Mike Simpson (Green Party) A documentary filmmaker and former executive director of the British Columbia Council for International Cooperation, Simpson founded One Sky: Canadian Institute of Sustainable Living. A resident of the Sunshine Coast, he ran a campaign that notably eschewed plastic signage in keeping with his environmental principles.
About the Riding
The riding's character is defined by the interplay of extraordinary natural geography and divergent community identities. West Vancouver — with its North Shore mountain backdrop, waterfront estates, and median household incomes among the highest in Canada — anchors the riding's eastern end. The municipality's British Properties neighbourhood and waterfront along Marine Drive are home to some of the most valuable residential real estate in the country. English is the dominant language (76.9%), though Mandarin (4.4%) and Persian (3.8%) reflect significant immigrant communities, and nearly half of residents report no religious affiliation.
Crossing Howe Sound — either by ferry to Bowen Island and the Sunshine Coast or by the Sea-to-Sky Highway north — the riding's character shifts dramatically. Gibsons, Sechelt, and Powell River are artsy, independent-minded coastal communities accessible primarily by BC Ferries, with economies built on tourism, the creative sector, and retirement. Squamish, once a forestry and mining town, has transformed into one of the fastest-growing communities in British Columbia, driven by its proximity to Vancouver, world-class rock climbing and mountain biking, and a growing technology and trades sector.

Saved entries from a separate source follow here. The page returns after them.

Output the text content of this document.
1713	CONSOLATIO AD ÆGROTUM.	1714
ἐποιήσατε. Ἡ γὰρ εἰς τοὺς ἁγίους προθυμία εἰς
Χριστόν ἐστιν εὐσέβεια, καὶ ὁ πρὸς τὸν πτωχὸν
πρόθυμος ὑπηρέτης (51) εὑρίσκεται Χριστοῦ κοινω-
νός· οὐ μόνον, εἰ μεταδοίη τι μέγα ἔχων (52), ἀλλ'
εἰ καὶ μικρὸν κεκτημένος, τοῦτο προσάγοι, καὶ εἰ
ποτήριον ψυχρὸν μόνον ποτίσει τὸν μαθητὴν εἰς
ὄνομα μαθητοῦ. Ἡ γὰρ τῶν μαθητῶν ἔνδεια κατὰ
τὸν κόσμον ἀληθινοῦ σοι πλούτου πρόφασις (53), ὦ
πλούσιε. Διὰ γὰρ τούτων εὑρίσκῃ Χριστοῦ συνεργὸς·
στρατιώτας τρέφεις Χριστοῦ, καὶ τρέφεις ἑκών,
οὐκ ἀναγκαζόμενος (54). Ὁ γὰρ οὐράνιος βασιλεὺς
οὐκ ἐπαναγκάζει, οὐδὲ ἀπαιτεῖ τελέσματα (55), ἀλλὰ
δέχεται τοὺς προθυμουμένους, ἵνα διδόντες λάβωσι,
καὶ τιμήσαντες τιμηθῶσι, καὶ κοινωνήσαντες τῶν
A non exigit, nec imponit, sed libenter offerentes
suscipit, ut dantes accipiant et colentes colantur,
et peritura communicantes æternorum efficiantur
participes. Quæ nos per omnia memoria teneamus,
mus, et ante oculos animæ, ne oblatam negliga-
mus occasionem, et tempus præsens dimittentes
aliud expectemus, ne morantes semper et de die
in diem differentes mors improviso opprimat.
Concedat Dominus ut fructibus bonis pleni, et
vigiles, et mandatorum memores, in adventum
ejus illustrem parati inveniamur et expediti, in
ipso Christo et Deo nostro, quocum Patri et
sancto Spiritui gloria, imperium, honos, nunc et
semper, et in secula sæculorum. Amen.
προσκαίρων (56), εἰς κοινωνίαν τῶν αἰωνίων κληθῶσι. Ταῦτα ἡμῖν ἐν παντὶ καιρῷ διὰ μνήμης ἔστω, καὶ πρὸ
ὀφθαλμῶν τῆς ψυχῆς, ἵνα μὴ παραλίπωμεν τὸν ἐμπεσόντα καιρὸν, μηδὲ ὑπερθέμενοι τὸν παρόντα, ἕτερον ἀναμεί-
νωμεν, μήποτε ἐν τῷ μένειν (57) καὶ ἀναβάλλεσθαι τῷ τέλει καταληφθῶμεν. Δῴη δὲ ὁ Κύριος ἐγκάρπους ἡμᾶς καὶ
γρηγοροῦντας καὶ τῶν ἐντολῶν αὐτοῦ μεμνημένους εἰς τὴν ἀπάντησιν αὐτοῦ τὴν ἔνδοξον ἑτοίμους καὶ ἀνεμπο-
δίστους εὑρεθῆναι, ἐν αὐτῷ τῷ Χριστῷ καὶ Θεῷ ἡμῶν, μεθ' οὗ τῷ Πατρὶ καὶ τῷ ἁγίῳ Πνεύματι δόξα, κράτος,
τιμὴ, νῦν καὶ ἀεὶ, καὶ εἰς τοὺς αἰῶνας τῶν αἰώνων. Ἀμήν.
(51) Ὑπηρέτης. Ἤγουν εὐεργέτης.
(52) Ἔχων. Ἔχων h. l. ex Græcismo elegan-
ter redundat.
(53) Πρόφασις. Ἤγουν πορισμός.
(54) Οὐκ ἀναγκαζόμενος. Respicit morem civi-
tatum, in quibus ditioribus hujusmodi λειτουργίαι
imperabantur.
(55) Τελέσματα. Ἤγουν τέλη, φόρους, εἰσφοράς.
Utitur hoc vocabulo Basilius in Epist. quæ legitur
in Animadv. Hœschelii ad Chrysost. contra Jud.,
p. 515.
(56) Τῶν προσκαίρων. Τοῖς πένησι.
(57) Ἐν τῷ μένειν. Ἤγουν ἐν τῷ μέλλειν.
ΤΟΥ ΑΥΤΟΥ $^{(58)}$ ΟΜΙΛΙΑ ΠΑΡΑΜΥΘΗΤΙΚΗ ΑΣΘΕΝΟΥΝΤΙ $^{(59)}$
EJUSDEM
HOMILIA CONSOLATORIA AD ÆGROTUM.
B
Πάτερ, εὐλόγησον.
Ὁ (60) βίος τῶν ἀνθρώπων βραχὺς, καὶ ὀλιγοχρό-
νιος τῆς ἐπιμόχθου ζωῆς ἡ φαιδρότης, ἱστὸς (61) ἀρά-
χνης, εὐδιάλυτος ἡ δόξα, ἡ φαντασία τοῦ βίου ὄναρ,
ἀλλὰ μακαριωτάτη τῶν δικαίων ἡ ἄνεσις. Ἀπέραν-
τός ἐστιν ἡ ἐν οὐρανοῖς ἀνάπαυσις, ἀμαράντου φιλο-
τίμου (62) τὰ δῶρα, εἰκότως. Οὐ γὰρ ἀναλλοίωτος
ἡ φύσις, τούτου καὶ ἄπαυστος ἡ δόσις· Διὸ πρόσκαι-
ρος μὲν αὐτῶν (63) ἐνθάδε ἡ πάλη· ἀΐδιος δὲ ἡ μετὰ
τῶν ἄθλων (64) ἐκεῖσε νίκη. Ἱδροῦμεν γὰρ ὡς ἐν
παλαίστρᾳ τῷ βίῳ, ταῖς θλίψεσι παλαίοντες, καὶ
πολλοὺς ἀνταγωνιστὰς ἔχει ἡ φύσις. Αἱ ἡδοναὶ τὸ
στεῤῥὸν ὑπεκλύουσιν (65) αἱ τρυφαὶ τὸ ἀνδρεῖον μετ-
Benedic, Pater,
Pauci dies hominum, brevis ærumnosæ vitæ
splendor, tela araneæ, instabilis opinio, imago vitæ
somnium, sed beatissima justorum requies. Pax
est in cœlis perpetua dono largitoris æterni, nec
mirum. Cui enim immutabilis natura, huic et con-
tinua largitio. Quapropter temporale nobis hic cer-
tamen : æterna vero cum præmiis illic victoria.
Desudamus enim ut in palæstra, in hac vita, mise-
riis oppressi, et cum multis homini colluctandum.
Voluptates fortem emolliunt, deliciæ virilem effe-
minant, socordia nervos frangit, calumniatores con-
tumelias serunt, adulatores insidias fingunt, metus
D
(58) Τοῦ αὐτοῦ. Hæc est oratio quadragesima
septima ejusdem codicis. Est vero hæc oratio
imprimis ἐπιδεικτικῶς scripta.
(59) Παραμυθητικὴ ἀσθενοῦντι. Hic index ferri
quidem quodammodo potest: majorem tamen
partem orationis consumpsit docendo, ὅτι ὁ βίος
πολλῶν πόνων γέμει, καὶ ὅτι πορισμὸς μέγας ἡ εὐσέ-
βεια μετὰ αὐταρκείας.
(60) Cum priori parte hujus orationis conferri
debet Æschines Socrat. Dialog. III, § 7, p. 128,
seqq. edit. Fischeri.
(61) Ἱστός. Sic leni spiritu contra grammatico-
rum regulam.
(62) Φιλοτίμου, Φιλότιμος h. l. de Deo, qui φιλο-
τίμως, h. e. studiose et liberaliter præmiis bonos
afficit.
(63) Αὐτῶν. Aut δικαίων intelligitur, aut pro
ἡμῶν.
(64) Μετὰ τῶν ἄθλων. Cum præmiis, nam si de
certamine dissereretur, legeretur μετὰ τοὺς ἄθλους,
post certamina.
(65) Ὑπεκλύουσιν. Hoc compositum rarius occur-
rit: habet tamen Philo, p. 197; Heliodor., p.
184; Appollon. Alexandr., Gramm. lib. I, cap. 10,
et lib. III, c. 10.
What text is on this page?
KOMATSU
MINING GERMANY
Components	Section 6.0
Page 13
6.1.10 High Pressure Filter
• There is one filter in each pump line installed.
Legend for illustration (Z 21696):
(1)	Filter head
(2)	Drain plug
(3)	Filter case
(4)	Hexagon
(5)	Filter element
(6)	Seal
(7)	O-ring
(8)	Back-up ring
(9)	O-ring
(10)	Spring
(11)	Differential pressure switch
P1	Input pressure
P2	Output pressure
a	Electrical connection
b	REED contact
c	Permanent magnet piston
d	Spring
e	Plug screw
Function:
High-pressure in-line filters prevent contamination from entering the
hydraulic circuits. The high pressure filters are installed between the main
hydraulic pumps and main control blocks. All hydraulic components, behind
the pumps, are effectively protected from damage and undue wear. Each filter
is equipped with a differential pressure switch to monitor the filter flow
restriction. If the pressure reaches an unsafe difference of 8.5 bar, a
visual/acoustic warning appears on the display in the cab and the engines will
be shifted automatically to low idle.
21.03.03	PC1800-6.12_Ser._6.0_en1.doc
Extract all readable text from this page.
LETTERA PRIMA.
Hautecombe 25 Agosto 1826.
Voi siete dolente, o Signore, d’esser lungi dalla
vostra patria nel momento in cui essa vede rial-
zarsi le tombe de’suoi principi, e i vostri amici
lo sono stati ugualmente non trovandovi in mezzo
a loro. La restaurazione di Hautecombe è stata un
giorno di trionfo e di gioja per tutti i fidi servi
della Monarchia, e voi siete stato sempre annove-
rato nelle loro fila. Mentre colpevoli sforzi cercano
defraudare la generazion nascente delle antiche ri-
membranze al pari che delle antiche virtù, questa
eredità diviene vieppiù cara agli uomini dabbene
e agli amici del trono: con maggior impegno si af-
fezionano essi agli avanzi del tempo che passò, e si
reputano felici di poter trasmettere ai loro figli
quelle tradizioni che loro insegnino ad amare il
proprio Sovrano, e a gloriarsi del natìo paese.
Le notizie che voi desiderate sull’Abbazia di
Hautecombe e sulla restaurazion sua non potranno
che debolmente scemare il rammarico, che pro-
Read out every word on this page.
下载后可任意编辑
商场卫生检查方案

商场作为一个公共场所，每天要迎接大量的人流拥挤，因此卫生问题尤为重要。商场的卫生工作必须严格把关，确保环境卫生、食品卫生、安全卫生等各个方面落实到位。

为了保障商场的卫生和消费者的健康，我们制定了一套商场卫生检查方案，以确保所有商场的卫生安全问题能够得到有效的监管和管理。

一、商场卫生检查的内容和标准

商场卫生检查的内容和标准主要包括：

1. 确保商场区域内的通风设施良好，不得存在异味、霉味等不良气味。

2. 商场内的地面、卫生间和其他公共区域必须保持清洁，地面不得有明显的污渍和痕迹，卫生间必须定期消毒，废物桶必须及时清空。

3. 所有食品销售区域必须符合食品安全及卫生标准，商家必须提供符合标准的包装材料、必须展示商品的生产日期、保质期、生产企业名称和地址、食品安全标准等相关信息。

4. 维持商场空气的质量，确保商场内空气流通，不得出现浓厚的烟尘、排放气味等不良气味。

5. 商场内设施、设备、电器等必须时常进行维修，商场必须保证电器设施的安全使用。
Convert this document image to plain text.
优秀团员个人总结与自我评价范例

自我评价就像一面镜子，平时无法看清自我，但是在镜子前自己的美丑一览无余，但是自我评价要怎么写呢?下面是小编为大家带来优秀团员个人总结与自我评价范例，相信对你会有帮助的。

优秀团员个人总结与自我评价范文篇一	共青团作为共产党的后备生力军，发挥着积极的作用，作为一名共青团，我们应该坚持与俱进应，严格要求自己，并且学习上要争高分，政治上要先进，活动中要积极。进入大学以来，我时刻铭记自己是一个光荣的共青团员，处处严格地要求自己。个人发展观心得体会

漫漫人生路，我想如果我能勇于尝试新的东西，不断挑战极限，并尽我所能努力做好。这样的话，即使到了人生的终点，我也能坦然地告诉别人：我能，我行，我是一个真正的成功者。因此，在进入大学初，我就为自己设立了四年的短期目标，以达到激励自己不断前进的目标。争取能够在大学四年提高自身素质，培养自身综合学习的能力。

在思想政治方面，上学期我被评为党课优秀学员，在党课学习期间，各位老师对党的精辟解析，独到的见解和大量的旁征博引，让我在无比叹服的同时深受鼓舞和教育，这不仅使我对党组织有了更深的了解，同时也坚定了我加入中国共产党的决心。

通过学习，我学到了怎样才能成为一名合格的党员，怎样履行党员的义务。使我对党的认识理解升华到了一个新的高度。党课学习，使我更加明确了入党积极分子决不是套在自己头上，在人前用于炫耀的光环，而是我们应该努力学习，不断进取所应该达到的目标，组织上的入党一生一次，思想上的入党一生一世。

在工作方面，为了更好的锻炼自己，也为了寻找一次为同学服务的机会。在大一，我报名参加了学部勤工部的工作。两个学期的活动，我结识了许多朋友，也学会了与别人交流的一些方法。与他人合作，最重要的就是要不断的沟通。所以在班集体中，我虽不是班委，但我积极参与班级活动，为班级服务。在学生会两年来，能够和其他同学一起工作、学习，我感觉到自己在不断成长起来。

Whistler, host of the alpine and Nordic events at the 2010 Winter Olympics, is one of North America's premier ski resorts and drives a tourism economy that supports thousands of seasonal and year-round jobs. Housing affordability in Whistler and Squamish was among the most acute issues in the 2021 campaign — resort town economics have long squeezed workers into overcrowded rentals, and pandemic-era migration from Vancouver accelerated price increases throughout the Sea-to-Sky corridor. The riding's vast geography and limited highway infrastructure — the Sea-to-Sky Highway is the sole road link between Squamish, Whistler, and the Lower Mainland — also raise concerns about emergency preparedness, climate resilience, and the vulnerability of isolated communities to extreme weather events.